La puerta era de madera maciza, dio un golpe seco al cerrarla y el eco resonó por todo el edificio. Nos dejó un candelabro encendido sobre una mesa esquinera y se fue, las sombras proyectaban fantasmas sobre las paredes. De repente, volvió la luz eléctrica. Una cama grande ocupaba el centro de nuestra habitación, pero no estábamos solos: un gran crucifijo presidía la sala con los brazos abiertos sobre la cabecera, el retablo del Sagrado Corazón colgaba a un lado y la imagen de la Magdalena al otro. La Virgen de Montserrat —morena— y el Niño nos hacían compañía desde la mesita de noche. Una edición del Nuevo Testamento descansaba en el cajón. Parecía que todos nos observaban. Tuvimos que apagar la luz del dormitorio para alejar tantas miradas; un rayo de luna iluminó nuestra almohada acompañando nuestras evoluciones. Los aromas de azahar penetraban por la gran ventana, venían del claustro gótico poblado con naranjos y nísperos.

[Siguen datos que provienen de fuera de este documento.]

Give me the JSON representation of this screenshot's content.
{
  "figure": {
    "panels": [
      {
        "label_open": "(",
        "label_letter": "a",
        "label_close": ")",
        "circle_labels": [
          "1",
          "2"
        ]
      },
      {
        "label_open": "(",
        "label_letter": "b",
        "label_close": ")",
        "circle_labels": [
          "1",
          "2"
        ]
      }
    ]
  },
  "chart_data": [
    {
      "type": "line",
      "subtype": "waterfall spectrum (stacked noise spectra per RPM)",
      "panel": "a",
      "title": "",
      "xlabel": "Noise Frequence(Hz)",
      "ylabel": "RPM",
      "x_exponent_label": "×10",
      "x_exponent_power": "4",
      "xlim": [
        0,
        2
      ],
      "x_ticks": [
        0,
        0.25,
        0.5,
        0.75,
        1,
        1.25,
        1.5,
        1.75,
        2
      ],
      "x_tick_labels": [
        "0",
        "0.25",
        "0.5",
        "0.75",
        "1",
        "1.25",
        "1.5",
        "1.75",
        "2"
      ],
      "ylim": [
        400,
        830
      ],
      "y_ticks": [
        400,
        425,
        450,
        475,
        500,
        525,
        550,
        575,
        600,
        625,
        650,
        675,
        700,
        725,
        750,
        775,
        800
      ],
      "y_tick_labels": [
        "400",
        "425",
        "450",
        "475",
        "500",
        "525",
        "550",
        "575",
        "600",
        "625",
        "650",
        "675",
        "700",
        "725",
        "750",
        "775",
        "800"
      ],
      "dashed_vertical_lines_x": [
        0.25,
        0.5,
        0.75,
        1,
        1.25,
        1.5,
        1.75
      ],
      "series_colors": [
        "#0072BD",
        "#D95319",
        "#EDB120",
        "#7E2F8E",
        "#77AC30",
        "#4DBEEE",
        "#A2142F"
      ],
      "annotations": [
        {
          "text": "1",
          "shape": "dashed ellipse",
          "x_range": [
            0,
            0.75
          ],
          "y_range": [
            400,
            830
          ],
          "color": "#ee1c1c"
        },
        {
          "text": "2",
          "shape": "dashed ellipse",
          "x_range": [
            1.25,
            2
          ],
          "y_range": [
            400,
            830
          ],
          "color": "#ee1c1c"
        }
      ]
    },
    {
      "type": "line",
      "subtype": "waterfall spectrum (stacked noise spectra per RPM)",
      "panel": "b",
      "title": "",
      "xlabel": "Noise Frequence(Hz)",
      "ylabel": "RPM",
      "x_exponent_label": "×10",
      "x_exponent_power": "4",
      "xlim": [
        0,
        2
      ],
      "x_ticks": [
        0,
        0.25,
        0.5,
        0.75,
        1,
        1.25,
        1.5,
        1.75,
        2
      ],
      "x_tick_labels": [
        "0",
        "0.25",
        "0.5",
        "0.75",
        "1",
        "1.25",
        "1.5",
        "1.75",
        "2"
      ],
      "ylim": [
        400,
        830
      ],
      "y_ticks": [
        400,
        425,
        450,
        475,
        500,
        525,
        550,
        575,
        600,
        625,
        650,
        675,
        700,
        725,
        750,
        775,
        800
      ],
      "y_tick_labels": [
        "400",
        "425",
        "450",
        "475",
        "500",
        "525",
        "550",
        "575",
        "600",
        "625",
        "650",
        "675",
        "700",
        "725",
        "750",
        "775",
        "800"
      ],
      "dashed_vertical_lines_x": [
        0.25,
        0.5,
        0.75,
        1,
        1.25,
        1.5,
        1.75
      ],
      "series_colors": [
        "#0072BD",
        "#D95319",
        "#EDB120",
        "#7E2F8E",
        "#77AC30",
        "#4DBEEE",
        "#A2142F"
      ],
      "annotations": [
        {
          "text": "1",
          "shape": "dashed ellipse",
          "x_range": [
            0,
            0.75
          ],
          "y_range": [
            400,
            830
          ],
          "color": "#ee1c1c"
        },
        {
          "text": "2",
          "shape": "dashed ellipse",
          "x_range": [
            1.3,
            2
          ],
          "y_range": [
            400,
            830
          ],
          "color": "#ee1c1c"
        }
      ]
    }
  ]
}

Paula paseó su larga cabellera durante un buen rato por toda mi piel. Hablábamos en silencio: más con los ojos que con la boca, más con la lengua que con los labios, más con los dedos que con palabras. Primero fueron las posturas habituales; luego empezaron las acrobáticas —salidas del Kama Sutra—; después llegaron las imposibles, hasta acabar en cruz.

Las campanas nos despertaron al amanecer, los monjes se levantan temprano. Un fraile —gordete y simpático— llamó a nuestra puerta: «El desayuno está servido». Tuvimos que saltar de la cama, nos lavamos muy rápido y nos vestimos deprisa —yo llevaba los pantalones del revés y tuve que regresar para cambiármelos. Seguimos al fraile por pasillos y laberintos hasta el refectorio: todos seguían allí de gris, esperando de pie, alineados y sonrientes.

Fue un desayuno ligero: café con leche, dulces, algo de fruta. Una despedida cálida nos devolvió a la ciudad habitada: Barcelona.

Notas

1 Tostado, F. J. 2000 años de Historia bajo el suelo de la iglesia de los santos San Justo y Pastor.
2 F. Engels escribió: «Barcelona, la ciudad industrial más grande de España, ciudad cuya historia registra más luchas de barricadas que ninguna otra villa del mundo», palabras que resuenan en alguna página de La montaña mágica, de Thomas Mann. Fuente.
3 Barcelona Secreta. En este pozo de Barcelona se sacrificaban cristianos.